Watch for common failure modes
Common issues include inactive GraphHopper connection, skipped tool discovery, ambiguous addresses, missing required schema fields, and assuming a tool supports optimization when only routing or matrix calculation is available. A good graphhopper-automation guide prompt should explicitly say: discover tools first, check connection status, inspect required fields, then execute.

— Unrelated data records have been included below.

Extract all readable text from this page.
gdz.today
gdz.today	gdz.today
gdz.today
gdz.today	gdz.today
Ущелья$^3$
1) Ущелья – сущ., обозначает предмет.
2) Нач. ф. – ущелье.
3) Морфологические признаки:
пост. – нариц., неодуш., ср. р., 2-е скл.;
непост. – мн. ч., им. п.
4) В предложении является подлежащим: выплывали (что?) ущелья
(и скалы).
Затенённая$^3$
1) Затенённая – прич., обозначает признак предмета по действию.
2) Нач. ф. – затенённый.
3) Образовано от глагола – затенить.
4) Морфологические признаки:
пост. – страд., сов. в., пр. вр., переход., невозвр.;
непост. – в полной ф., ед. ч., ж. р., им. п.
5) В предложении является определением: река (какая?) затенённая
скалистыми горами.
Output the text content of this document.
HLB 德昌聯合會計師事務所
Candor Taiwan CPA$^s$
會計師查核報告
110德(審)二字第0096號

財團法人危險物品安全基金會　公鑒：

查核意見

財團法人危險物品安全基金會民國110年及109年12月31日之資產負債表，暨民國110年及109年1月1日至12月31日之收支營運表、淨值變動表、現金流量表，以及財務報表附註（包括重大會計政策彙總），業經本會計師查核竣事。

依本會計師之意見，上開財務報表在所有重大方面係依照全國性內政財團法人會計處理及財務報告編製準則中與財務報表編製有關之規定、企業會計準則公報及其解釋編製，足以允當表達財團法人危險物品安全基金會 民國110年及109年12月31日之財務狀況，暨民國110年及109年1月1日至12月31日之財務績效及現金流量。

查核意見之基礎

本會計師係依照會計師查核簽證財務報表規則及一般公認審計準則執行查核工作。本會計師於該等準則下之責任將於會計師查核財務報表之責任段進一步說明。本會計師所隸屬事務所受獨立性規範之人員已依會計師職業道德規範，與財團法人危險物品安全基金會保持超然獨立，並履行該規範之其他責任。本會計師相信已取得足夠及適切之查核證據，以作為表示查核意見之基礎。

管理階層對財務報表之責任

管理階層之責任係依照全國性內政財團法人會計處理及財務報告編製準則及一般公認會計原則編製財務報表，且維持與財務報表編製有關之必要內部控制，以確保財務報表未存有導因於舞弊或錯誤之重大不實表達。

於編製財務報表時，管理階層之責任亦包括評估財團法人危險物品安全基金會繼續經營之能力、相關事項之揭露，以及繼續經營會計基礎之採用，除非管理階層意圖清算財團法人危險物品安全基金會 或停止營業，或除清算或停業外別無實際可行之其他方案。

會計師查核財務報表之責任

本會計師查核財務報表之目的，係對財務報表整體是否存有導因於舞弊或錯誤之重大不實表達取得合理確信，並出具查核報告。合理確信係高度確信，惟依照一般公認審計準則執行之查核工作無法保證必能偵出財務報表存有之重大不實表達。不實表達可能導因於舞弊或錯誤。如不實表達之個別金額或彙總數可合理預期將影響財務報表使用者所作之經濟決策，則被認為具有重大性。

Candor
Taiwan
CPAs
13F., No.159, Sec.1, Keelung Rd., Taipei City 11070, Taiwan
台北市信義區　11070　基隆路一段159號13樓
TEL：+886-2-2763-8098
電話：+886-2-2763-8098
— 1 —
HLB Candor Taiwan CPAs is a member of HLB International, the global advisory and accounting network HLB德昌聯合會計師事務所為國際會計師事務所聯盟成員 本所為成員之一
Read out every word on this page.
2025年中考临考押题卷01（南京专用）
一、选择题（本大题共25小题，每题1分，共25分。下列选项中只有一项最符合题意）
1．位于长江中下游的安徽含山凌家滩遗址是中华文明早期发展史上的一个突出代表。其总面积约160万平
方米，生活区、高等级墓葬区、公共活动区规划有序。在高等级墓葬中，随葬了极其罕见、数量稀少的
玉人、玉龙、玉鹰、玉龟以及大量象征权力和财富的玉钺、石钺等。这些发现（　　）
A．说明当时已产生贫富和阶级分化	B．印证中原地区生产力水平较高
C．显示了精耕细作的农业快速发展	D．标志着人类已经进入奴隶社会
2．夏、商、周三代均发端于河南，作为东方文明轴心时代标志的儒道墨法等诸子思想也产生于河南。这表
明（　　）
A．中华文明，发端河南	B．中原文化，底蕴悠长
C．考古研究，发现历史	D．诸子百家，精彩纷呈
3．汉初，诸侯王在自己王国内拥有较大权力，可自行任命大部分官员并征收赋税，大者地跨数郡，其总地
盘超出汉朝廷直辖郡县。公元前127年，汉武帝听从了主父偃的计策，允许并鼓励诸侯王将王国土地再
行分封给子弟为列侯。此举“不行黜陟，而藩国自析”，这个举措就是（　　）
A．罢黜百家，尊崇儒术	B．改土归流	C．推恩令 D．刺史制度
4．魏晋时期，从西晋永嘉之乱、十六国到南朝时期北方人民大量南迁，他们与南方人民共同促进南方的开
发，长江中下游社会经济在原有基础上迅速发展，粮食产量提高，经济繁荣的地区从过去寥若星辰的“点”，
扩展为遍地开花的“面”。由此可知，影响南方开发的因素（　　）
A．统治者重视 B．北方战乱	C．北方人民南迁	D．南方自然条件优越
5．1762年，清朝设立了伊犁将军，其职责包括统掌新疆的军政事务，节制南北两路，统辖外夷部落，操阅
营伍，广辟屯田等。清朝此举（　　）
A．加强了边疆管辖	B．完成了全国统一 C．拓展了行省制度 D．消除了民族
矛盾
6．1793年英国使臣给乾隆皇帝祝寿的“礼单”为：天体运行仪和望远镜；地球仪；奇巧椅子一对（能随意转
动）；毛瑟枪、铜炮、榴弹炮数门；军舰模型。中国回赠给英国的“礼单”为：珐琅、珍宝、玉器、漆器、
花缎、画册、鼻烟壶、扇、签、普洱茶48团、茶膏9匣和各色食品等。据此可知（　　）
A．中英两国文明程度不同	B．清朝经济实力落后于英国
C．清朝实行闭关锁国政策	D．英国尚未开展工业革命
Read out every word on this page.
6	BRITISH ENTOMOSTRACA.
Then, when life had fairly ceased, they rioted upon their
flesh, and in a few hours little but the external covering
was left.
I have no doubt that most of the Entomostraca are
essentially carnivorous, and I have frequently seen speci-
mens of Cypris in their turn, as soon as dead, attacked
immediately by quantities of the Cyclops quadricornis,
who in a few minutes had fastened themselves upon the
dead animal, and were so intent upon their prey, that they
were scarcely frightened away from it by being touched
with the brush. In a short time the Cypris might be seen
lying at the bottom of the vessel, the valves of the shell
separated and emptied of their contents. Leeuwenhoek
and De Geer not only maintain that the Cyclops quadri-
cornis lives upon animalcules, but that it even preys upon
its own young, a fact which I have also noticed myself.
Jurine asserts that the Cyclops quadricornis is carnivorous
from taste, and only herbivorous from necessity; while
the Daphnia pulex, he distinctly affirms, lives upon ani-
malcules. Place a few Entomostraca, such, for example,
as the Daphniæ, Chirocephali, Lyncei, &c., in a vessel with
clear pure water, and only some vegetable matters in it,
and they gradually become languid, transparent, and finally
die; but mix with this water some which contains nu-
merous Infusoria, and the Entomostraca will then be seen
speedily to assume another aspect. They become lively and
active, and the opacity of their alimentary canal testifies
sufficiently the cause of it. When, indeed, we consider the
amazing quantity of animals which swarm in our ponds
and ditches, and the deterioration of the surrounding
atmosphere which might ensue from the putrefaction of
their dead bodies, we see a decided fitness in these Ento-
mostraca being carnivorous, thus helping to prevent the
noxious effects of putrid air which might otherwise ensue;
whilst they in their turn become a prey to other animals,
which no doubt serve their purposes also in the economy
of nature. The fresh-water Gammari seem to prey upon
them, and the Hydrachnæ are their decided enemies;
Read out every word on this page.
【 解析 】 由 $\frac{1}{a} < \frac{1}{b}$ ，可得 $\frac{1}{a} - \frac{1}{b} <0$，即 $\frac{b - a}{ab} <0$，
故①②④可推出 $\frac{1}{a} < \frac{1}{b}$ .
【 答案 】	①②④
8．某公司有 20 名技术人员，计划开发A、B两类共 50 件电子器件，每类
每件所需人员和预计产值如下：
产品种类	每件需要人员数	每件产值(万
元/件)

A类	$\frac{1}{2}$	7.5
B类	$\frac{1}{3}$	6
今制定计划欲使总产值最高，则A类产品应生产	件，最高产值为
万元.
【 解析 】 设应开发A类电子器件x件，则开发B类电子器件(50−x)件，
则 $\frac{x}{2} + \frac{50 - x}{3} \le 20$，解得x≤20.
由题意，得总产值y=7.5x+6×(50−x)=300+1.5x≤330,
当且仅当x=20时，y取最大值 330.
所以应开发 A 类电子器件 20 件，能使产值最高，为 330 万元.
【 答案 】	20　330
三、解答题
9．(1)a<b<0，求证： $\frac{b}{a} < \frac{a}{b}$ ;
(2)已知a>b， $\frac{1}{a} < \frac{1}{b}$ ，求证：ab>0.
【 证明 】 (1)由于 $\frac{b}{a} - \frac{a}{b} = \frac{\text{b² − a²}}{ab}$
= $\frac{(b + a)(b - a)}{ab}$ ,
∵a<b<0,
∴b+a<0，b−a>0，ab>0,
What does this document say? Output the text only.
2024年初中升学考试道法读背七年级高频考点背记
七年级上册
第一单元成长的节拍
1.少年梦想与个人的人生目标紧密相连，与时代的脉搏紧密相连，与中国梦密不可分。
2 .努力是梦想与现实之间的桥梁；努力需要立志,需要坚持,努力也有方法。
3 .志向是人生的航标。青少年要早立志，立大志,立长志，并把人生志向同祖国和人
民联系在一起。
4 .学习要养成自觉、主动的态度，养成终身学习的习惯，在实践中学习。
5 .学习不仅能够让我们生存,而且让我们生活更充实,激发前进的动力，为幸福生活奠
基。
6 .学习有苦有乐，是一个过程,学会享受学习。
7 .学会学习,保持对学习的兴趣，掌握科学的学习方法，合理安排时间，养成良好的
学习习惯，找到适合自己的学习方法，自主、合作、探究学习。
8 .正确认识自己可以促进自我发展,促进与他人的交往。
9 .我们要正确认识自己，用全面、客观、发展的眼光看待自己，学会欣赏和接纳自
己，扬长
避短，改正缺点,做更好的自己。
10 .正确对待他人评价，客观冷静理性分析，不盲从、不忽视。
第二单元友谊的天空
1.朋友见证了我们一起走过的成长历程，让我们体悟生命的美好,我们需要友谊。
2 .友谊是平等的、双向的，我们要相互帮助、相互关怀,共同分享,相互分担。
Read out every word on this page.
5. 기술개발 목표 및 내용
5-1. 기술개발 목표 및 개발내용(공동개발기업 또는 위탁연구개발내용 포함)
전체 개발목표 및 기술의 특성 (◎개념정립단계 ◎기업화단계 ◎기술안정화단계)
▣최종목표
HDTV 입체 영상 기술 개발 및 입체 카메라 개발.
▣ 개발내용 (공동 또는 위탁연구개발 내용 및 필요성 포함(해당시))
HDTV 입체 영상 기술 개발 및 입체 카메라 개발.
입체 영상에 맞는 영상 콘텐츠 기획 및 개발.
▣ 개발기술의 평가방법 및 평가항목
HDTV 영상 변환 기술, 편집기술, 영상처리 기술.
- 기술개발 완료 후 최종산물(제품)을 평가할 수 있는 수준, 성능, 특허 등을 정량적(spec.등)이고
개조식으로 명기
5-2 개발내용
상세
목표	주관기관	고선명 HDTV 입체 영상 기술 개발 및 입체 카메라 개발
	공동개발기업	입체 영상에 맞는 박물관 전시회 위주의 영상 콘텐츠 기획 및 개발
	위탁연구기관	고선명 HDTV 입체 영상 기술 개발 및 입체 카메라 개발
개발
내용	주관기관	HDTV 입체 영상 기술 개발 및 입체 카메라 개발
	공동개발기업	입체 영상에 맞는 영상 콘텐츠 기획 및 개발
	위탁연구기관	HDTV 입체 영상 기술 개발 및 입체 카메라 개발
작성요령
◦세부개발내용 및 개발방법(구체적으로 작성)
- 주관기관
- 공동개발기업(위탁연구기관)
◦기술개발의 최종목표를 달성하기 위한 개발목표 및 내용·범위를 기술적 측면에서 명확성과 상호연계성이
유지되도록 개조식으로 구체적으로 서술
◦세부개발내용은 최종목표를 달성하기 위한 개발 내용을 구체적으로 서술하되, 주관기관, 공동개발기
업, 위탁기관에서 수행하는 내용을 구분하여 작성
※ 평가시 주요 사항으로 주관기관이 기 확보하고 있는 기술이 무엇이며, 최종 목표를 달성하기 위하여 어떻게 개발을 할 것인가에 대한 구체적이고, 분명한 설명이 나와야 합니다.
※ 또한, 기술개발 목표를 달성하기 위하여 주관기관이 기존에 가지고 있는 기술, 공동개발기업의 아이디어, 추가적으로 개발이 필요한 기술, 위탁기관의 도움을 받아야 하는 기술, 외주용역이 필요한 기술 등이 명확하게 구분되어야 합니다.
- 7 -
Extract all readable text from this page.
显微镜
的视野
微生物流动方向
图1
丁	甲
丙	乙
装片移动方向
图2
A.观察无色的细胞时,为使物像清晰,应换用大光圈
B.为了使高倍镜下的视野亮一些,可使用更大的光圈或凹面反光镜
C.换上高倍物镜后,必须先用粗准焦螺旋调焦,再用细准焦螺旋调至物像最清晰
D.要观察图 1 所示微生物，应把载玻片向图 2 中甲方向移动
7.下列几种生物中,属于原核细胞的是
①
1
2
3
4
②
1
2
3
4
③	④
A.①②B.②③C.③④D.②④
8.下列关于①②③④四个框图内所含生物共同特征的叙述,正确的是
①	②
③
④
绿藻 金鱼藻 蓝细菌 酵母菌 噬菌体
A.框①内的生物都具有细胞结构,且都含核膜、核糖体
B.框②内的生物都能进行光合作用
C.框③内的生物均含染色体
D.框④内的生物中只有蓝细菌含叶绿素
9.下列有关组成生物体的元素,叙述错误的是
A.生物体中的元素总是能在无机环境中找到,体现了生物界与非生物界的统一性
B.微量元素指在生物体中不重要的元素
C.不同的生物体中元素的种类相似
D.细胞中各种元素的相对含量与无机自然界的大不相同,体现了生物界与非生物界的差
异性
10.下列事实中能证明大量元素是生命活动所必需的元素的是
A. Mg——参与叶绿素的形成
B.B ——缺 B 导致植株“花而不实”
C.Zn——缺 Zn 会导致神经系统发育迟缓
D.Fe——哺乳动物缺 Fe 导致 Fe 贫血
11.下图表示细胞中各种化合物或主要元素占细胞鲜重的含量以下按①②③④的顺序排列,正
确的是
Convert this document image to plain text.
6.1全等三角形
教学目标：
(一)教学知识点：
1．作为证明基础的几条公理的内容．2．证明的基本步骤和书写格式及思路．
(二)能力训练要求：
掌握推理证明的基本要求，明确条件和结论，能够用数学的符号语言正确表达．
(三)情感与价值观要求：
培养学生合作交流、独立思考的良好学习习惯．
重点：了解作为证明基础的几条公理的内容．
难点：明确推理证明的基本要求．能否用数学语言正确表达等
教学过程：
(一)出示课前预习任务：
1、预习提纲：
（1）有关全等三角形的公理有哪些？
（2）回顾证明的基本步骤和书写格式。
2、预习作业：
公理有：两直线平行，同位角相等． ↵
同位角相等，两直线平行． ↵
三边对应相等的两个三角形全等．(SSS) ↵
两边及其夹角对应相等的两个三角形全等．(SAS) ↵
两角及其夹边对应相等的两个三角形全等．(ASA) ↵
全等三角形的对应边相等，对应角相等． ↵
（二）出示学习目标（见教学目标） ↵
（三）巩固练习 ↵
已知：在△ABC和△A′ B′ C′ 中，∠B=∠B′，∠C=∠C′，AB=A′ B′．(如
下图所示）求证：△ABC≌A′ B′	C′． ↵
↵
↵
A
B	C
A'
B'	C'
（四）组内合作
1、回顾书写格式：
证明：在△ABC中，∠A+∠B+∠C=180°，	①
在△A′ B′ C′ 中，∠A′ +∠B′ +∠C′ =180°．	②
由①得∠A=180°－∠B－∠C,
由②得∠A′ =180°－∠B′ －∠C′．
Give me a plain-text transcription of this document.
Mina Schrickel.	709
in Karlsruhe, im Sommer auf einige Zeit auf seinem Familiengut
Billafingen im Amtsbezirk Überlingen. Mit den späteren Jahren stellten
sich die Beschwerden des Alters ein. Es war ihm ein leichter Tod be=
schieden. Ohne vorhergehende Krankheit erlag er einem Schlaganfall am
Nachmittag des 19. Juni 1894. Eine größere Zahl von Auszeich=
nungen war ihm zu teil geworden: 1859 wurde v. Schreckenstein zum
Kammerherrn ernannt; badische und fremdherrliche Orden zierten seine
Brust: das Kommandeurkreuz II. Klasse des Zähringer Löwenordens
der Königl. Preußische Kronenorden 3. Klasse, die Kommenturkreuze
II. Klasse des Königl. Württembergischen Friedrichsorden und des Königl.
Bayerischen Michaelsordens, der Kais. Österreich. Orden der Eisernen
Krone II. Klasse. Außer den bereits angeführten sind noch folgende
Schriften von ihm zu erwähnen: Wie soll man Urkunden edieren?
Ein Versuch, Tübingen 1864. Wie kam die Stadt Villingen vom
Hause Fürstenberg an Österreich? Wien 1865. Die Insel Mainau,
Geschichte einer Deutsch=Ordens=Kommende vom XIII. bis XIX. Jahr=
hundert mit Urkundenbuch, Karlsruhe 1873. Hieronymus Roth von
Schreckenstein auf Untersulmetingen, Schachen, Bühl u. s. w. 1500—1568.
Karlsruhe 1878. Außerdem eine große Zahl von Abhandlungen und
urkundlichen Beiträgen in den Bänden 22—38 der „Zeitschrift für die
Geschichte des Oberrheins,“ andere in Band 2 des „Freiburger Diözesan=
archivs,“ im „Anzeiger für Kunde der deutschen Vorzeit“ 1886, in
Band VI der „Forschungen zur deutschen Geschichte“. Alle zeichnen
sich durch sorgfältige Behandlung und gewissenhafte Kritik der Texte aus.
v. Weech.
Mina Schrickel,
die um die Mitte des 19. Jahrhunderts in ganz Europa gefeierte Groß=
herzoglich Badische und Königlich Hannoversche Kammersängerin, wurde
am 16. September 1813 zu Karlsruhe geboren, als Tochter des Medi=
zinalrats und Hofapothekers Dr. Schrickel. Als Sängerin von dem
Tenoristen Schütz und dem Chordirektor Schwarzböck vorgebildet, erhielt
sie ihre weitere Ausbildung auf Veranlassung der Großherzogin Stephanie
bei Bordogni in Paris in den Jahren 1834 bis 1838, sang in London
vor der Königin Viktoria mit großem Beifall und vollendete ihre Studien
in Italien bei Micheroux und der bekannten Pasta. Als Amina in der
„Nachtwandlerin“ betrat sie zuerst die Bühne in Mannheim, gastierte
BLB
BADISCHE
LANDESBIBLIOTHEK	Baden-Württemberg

Iterate after the first result
After the first output, ask the agent to compare the result against the discovered schema and your original constraints. Useful follow-ups include:
- “Show which input fields were required versus optional.”
- “Rerun the tool search for route optimization specifically.”
- “Convert the result into a dispatch-ready table.”
- “Explain any GraphHopper limitation or missing parameter that affected the result.”
This turns a one-shot call into a dependable workflow.
Extend the skill for team use
If your team uses graphhopper-automation regularly, add internal examples for your common tasks: route planning, matrix calculations, depot-to-stop analysis, or territory checks. Store preferred coordinate formats, output templates, and connection troubleshooting notes near the skill. The upstream repository is intentionally minimal, so local examples can materially improve consistency without changing the core Rube MCP discovery pattern.